The challenge before India and Pakistan is to link the hearts of the people in both countries, Human Resource Development Minister Kapil Sibal said while releasing a Pakistani author's book.
“People in both the countries are the same. They are people who think good about India…people who think good about Pakistan and we need to link the hearts of people of both the countries,” Sibal said at the launch of the book "Smoke without Fire: Portraits of Pre-Partition Delhi" Tuesday.
The book has been penned by Pakistani writer Abdul Rehman Siddiqqui, who has talked about Delhi and its culture before India's partition in 1947.
Sibal said though the capital has witnessed massive changes with flyovers, the Metro and high-rise buildings, somewhere its soul was restless.

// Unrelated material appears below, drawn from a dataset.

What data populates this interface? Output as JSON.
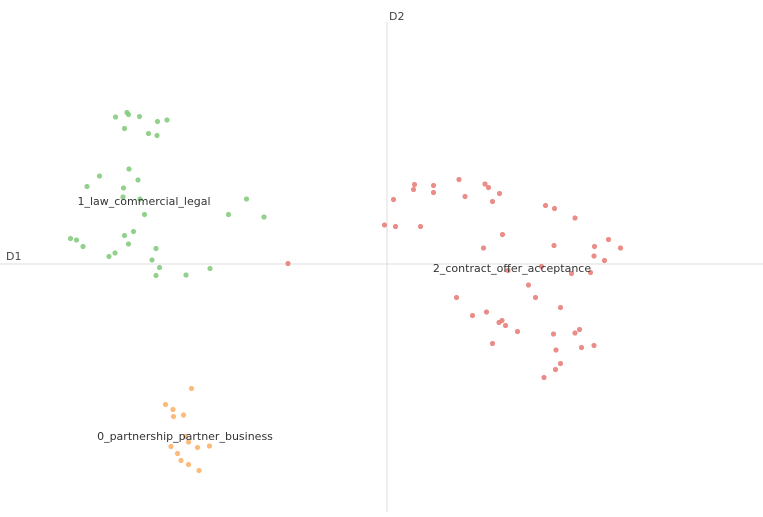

“After partition, the city has witnessed so much, which is unforgettable. But we need to remember the Delhi which was (there) before partition,” the minister said.
“When I go to Pakistan, it seems I’m home and when Pakistanis come here, they also feel the same. The people of both countries think good for each other. The borders of the hearts of the people of these countries must be broken,” he added.
“This book illustrates how strong the ties are between our two countries. Though a geographical border exists, the soul is the same. The book is not just fascinating reading, it’s of great historic importance as it documents the life and times of a bygone era so effectively.”
Author Siddiqqui, who was present at the launch, had spent his childhood and days of youth in the capital.
“I have been living in Pakistan for a long time and my children have nothing to do with India. But my heart will always lie in the beautiful city of Delhi,” he said.